If no protesters burst through the doors of the Dolby Theatre, the political world nevertheless made its way in. In reference to the SAG-AFTRA and WGA strikes, Kimmel said in his monologue,”This very strange town of ours is, at heart, a union town; it’s not just a bunch of heavily Botoxed Hailey Bieber-smoothie-drinking, diabetes prescription-abusing, gluten-sensitive nepo babies with perpetually shivering chihuahuas. This is a coalition of strong, hardworking, mentally tough American laborers, women and men who, 100% for sure, would die if they even had to touch the handle of a shovel.” And he brought out a cast of shovel-handlers, and truck drivers and unidentified behind-the-camera Hollywood workers, promising that his union would have their union’s back when the time came.

Director Jonathan Glazer, whose “The Zone of Interest,” about Auschwitz and the Holocaust, took the Oscar for international film, declared the point of the film was “not to say ‘Look what they did then,’ rather what we do now. Our film shows where dehumanization leads at its worst. It’s shaped all of our past and present. Right now, we stand here as men who refute their Jewishness and the Holocaust being hijacked by an occupation which has led to conflict for so many innocent people. Whether the victims of October 7th in Israel or the ongoing attack on Gaza, all the victims of this dehumanization — how do we resist?”

Director Mstyslav Chernov, honored for his documentary “20 Days in Mariupol,” thanked the academy for “the first Oscar in Ukrainian history,” then added, “probably I will be the first director on this stage who will say I wish I had never made this film.
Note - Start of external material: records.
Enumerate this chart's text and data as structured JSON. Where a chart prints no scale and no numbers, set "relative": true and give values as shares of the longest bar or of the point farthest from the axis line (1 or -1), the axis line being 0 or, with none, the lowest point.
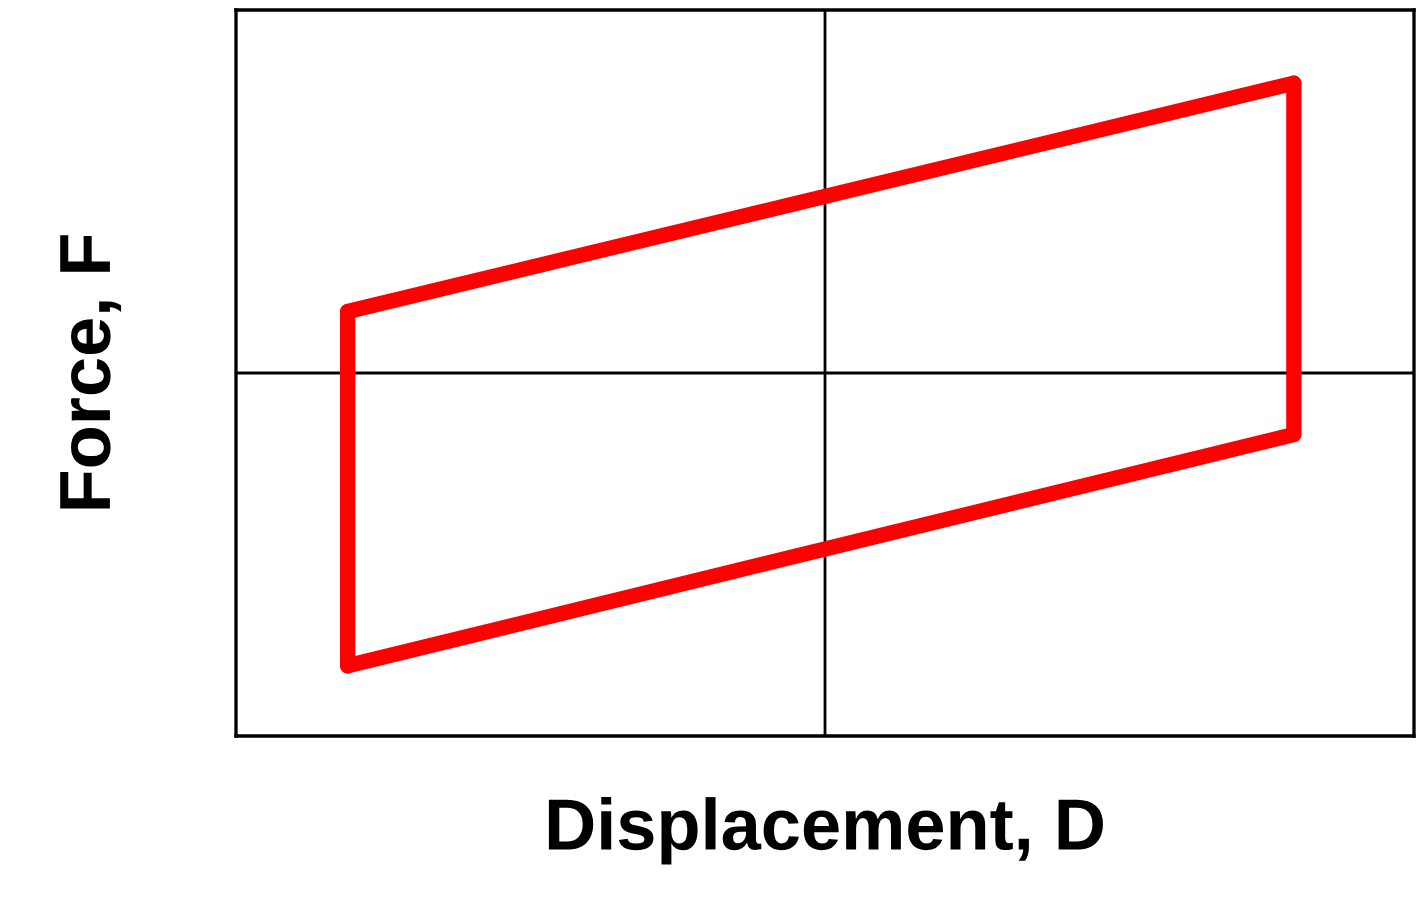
{
  "chart_data": {
    "type": "line",
    "relative": true,
    "xlabel": "Displacement, D",
    "ylabel": "Force, F",
    "categories": [
      null,
      null
    ],
    "series": [
      {
        "color": "#ff0000",
        "values": [
          0.21,
          0.99
        ]
      },
      {
        "color": "#ff0000",
        "values": [
          -1,
          -0.21
        ]
      }
    ],
    "tick_labels": false
  }
}
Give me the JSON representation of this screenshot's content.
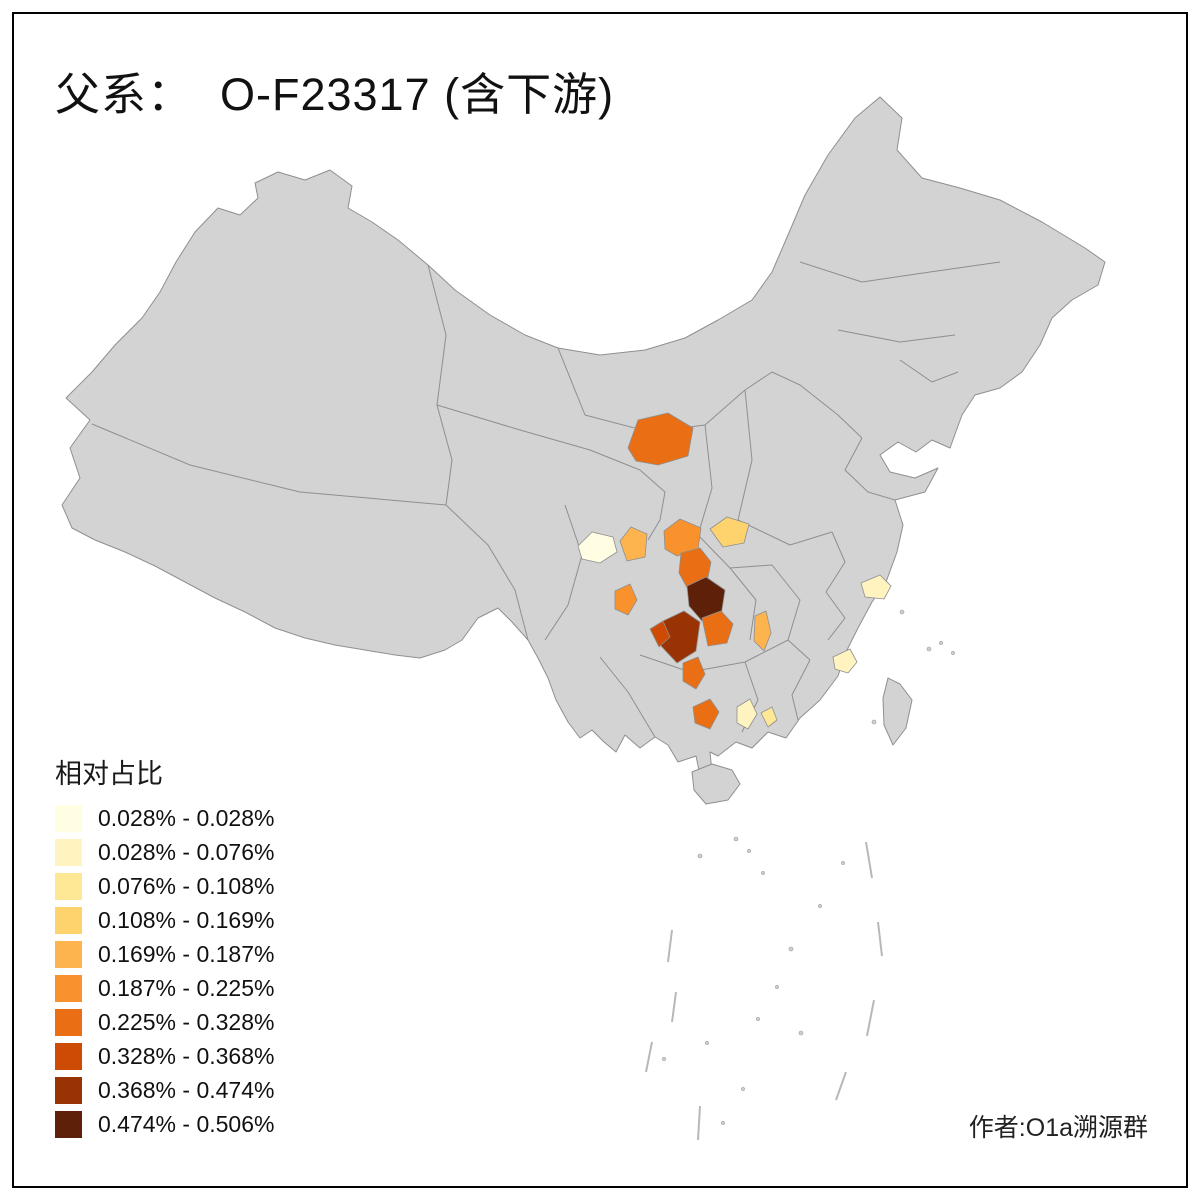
{
  "title": "父系：  O-F23317 (含下游)",
  "legend": {
    "title": "相对占比",
    "classes": [
      {
        "label": "0.028% - 0.028%",
        "color": "#FFFEE3"
      },
      {
        "label": "0.028% - 0.076%",
        "color": "#FFF3C0"
      },
      {
        "label": "0.076% - 0.108%",
        "color": "#FEE795"
      },
      {
        "label": "0.108% - 0.169%",
        "color": "#FED36E"
      },
      {
        "label": "0.169% - 0.187%",
        "color": "#FDB44E"
      },
      {
        "label": "0.187% - 0.225%",
        "color": "#F9912D"
      },
      {
        "label": "0.225% - 0.328%",
        "color": "#EA6E14"
      },
      {
        "label": "0.328% - 0.368%",
        "color": "#CE4B06"
      },
      {
        "label": "0.368% - 0.474%",
        "color": "#9A3304"
      },
      {
        "label": "0.474% - 0.506%",
        "color": "#5F2009"
      }
    ]
  },
  "author": "作者:O1a溯源群",
  "map": {
    "base_fill": "#d3d3d3",
    "border_color": "#8f8f8f"
  }
}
I wish to be able to exchange this for Russia never attacking Ukraine, never occupying our cities… But I cannot change the history. I cannot change the past…. We can make sure that the history record is set straight and that the truth will prevail and that the people of Mariupol and those who have given their lives will never be forgotten — because cinema forms memories, and memories form history.”

Among the evening’s other good moments: The delighted and delightful “Godzilla Minus One” special effects team coming onstage with their little Godzilla models. Sean Ono Lennon leading the audience in a “Happy Mother’s Day” to Yoko. (It’s U.K. Mother’s Day.) “American Fiction” writer-director Cord Jefferson, who won for adapted screenplay, suggesting to the money people, “Instead of making one $200 million movie, try making 20 $10 million movies.”
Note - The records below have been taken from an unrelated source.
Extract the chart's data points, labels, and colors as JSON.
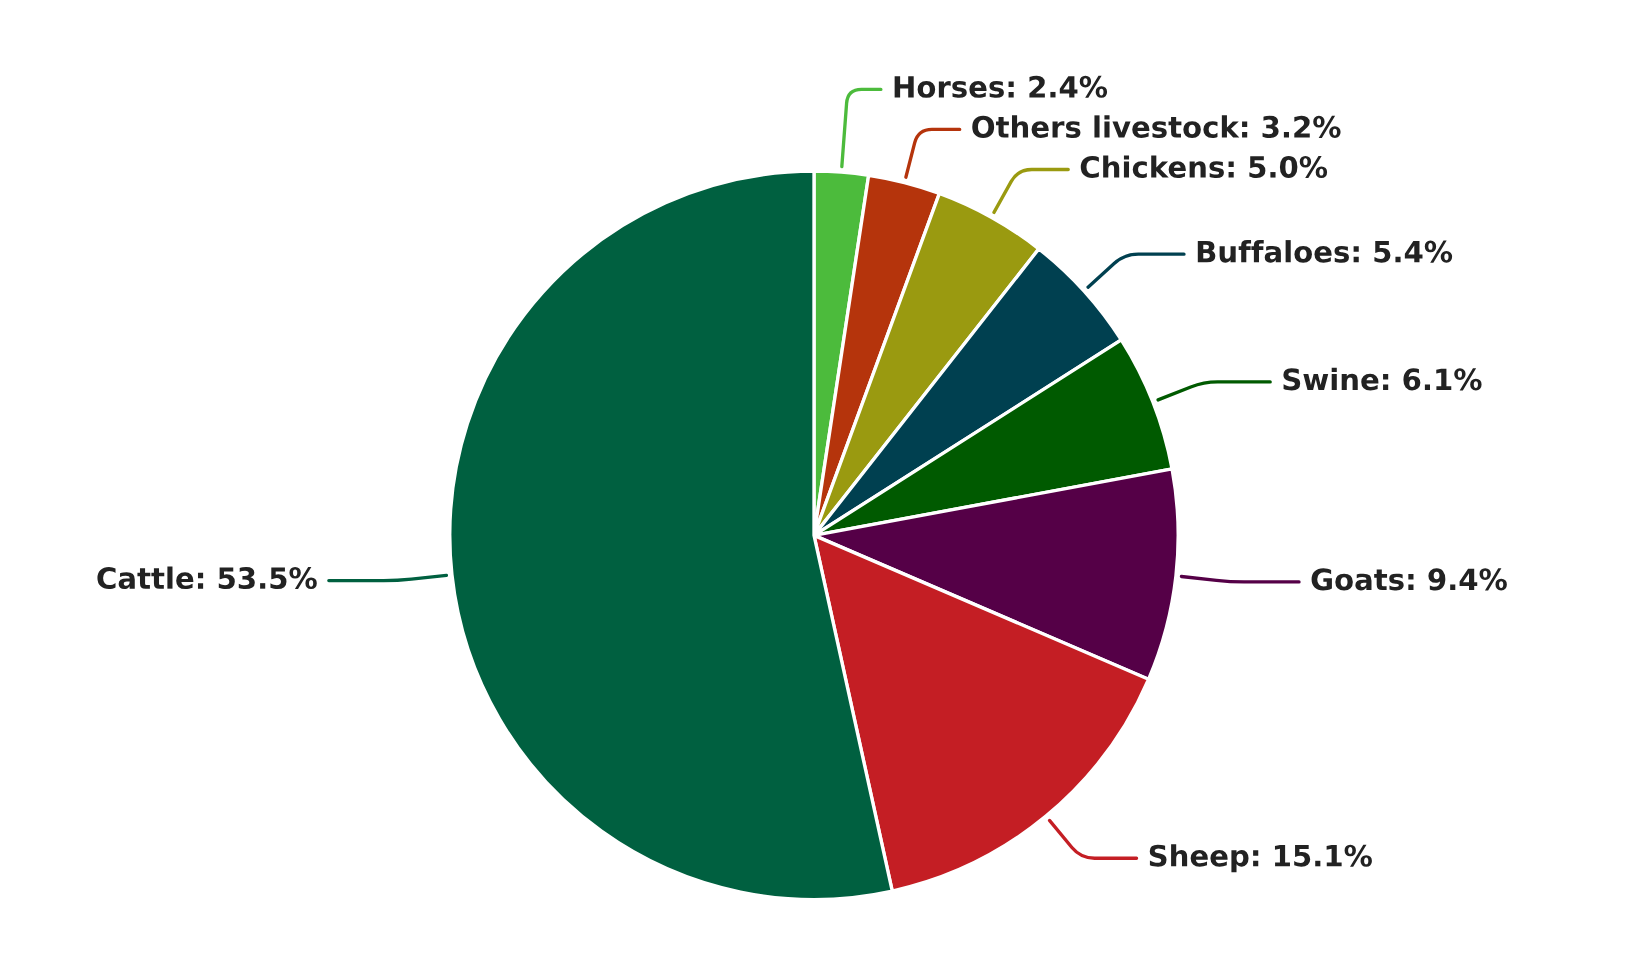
{
  "chart_data": {
    "type": "pie",
    "categories": [
      "Horses",
      "Others livestock",
      "Chickens",
      "Buffaloes",
      "Swine",
      "Goats",
      "Sheep",
      "Cattle"
    ],
    "values": [
      2.4,
      3.2,
      5.0,
      5.4,
      6.1,
      9.4,
      15.1,
      53.5
    ],
    "value_labels": [
      "2.4%",
      "3.2%",
      "5.0%",
      "5.4%",
      "6.1%",
      "9.4%",
      "15.1%",
      "53.5%"
    ],
    "colors": [
      "#4cbb3c",
      "#b5340c",
      "#9a9a10",
      "#004050",
      "#005a00",
      "#550047",
      "#c41e24",
      "#006040"
    ],
    "legend": false
  }
}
Less good: The awards to actors revived a mawkish conceit in which each nominee is personally addressed by a former winner, and told how great they are, with the two facing each other on a split screen. Still, it’s conceivable that the involved parties are not embarrassed by this; they live in a different world. The in memoriam sequence was, as is most often the case, marred by the extraneous performance — string players, interpretive dancers, the white-jacketed Oscars orchestra — that got in its way. Just show the people, please.

But the L.A. Times Studios won an Oscar (with Searchlight Pictures) for short documentary for “The Last Repair Shop.” So obviously, whatever else, these were the best Academy Awards ever.